IngénieuxLes pièges à sucre ont bouleversé la vie sexuelle des cafards
Certains de ces insectes sont devenus intolérants au glucose afin de ne plus être exterminés. Mais cette substance sert aussi au mâle à attirer la femelle, qui a dû trouver une parade.
En essayant d’appâter les cafards avec des compositions sucrées, les fabricants de pièges ne pouvaient supposer les conséquences que cela entraînerait sur les stratégies de reproduction de la bestiole. Il y a 30 ans déjà, une étude dans la revue «Science» annonçait l’apparition d’une lignée de blatte germanique ayant développé une aversion au glucose. De petite taille, Blattella germanica, l’espèce la plus commune de cafards, niche dans les cuisines du monde entier.
Les pièges pour l’éliminer ont longtemps fonctionné en utilisant son goût pour le glucose, qui vient enrober une substance mortelle. Une partie des insectes s’est donc adaptée en les évitant. Mais leur aversion au sucre a eu un impact, car cette substance était au départ aussi importante pour l’alimentation que pour la reproduction, note une nouvelle étude publiée dans la revue «Proceedings B» de la Royal Society britannique.
La femelle vient goûter le sucre du mâle
Le cafard mâle a une tactique bien particulière pour s’attirer les faveurs d’une femelle. Il déploie ses ailes, en secrétant avec une glande un suc nuptial à base de maltose, une forme de sucre. La femelle vient y goûter en grimpant sur son dos, ce qui donne alors le temps au mâle de connecter son appareil génital à celui de sa partenaire.
Les femelles ayant développé une aversion au sucre pour mieux éviter les pièges mortels, ont aussi écourté leurs ébats avec les mâles. Jusqu’à ce que les cafards mâles partageant cette aversion trouvent la parade, comme l’explique l’étude menée par Ayako Katsumata, chercheuse au laboratoire d’entomologie urbaine de l’Université américaine de Raleigh, pionnier dans ce domaine.
Il passe à l’action deux fois plus vite
Le cafard mâle a développé deux techniques pour arriver à ses fins. Il a modifié la composition de sa sécrétion nuptiale, qui contient cinq fois moins de glucose que celle d’un cafard lambda, et surtout deux fois et demie plus de maltotriose. Cette sorte de sucre a un double avantage. Elle est très goûtée par les femelles, et se convertit plus lentement que le maltose en glucose sous l’effet de la salive de la femelle.
Deuxième parade, le cafard mâle passe à l’action en moyenne en 2,2 secondes, presque deux fois plus rapidement que le cafard lambda. Ne laissant pas le temps à la femelle de convertir une partie de son suc en glucose, et écourtant ainsi les préliminaires.

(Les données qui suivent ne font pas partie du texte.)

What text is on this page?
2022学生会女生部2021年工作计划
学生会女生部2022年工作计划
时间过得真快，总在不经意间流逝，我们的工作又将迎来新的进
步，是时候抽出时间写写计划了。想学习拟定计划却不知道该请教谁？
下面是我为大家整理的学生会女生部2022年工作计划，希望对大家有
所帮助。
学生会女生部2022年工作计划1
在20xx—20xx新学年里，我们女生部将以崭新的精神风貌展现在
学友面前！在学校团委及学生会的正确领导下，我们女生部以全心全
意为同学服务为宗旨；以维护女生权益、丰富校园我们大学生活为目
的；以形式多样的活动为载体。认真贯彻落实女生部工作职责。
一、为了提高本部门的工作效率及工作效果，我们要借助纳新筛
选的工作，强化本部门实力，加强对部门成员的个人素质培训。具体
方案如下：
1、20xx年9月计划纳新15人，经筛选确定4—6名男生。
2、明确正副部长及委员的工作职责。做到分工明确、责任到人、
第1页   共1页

Le mâle lambda n’arrive plus à conclure
Au point que le grand perdant de l’affaire est désormais le cafard mâle lambda, qui s’évertue à produire un suc trop riche en glucose, et qui tardant à conclure, se fait renvoyer dans les cordes par la femelle quand elle s’en rend compte.
Les auteurs de l’étude soulignent qu’il est important de comprendre comment le trait d’aversion au sucre se répand dans la population de cafards, si les industriels veulent développer des stratégies de lutte efficaces contre l’insecte.